Révélations sur Anna N. : la « Mata Hari du Béarn » était-elle une espionne au service de la Russie ?
Interpellée en novembre, Anna N., une Franco-Russe installée dans le Sud-Ouest, est soupçonnée d'espionnage et d'ingérence au profit de Moscou. Alors qu'une menace diffuse pèse sur la France depuis le début de la guerre en Ukraine, la DGSI a mené de vastes investigations afin de retracer le parcours de cette jeune femme. Découvrez le premier volet de notre enquête.
Une incarcération sous haute surveillance
Incarcerée depuis fin novembre à la prison de Fleury-Mérogis, Anna N., 40 ans, a le temps de regarder les chaînes info. Elle n'a rien manqué, en ce mois de janvier, des tractations diplomatiques entre la France, la Russie et les États-Unis autour du chercheur français Laurent Vinatier incarcéré à Moscou depuis juin 2024, car accusé d'espionnage.
Pour permettre sa libération, Paris a consenti à celle de Daniil Kasatkin, un basketteur russe incarcéré en France, et réclamé par Washington qui le soupçonne d'avoir fait partie d'un réseau de hackeurs. Pourquoi lui et pas Anna N. ? Pourquoi n'aurait-elle pas été échangée, elle, contre Laurent Vinatier ?

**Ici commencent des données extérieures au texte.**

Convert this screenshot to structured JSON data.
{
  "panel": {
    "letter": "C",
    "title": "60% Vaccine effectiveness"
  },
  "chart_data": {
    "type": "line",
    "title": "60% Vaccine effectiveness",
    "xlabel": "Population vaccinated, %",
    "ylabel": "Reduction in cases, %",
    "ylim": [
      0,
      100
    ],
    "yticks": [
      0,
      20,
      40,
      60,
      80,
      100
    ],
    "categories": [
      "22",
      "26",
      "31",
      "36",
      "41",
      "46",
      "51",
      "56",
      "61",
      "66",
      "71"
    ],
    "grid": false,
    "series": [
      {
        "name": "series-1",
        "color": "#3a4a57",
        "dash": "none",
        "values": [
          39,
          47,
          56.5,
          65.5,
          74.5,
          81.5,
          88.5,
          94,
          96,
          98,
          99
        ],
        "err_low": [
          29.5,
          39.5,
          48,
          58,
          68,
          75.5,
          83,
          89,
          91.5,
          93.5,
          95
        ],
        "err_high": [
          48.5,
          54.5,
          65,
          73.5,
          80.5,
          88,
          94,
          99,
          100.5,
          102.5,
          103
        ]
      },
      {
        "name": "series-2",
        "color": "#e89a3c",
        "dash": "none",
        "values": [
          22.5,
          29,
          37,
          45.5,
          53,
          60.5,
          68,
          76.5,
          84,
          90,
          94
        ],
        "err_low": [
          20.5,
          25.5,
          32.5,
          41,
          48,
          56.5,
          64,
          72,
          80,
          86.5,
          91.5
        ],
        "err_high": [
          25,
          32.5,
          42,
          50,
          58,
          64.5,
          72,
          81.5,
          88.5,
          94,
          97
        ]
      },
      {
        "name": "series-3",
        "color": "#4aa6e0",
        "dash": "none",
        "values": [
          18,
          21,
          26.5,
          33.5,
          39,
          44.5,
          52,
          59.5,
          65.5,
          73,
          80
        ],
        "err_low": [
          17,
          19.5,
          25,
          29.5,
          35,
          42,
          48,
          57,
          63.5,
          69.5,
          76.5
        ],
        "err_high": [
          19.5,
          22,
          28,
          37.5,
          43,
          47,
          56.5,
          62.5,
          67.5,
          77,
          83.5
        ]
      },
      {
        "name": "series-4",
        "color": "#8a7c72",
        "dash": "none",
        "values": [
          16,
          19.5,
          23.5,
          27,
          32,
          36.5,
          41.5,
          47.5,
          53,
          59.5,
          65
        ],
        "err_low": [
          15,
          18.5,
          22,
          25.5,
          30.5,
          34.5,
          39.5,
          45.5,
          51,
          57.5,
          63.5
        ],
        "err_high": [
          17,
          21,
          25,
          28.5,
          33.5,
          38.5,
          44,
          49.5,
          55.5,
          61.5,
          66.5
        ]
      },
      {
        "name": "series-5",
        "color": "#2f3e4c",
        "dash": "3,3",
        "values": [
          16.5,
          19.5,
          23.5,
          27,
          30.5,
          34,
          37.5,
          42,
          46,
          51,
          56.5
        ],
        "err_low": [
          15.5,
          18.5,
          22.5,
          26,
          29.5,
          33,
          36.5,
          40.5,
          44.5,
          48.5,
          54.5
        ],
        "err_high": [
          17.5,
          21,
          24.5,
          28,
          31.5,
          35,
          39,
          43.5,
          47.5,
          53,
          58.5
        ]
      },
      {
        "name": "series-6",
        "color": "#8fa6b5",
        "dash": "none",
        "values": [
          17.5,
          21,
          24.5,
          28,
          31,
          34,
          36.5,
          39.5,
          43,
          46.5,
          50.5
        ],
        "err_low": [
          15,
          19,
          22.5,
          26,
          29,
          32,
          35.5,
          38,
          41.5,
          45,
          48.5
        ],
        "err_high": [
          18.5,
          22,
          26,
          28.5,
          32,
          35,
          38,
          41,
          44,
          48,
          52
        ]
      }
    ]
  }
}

Les questions de la défense
« Elle s'est posé la question, confie son avocat, Mᵉ Philippe de Veulle, contacté par “le Nouvel Obs”. C'est à la fois une question, une supposition, un espoir. » Doit-on y voir l'aveu que celle-ci a « travaillé » en France à la solde de Moscou ? « Pas du tout », affirme Mᵉ de Veulle, qui nie que sa cliente puisse être une espionne et ait fourni la moindre information stratégique à la Russie, ou ait tenté de déstabiliser le débat public français.
Pour l'avocat, ce dossier ressemble à « l'affaire Dreyfus », et sa cliente est « victime d'une ambiance géopolitique ». Anna N., franco-russe depuis son mariage avec un Français au début des années 2010, est aujourd'hui au cœur d'une vaste enquête menée par les services de renseignements intérieurs – la DGSI –, sous la houlette d'un juge de la section antiterroriste du tribunal de Paris.
Le contexte d'une enquête approfondie
Interpellée le 17 novembre, Anna N. fait l'objet d'une attention particulière dans un climat de tensions internationales. Les autorités françaises scrutent ses activités, notamment son implication passée avec l'association SOS Donbass, comme en témoigne une photo d'avril 2023 à Pau, où elle apparaît avant le départ d'un convoi vers l'Ukraine.
Cette affaire soulève des interrogations sur les méthodes d'ingérence étrangère en France, alors que les relations avec la Russie restent tendues. Les prochaines étapes de l'enquête pourraient révéler davantage sur les réseaux d'influence et les risques sécuritaires auxquels le pays fait face.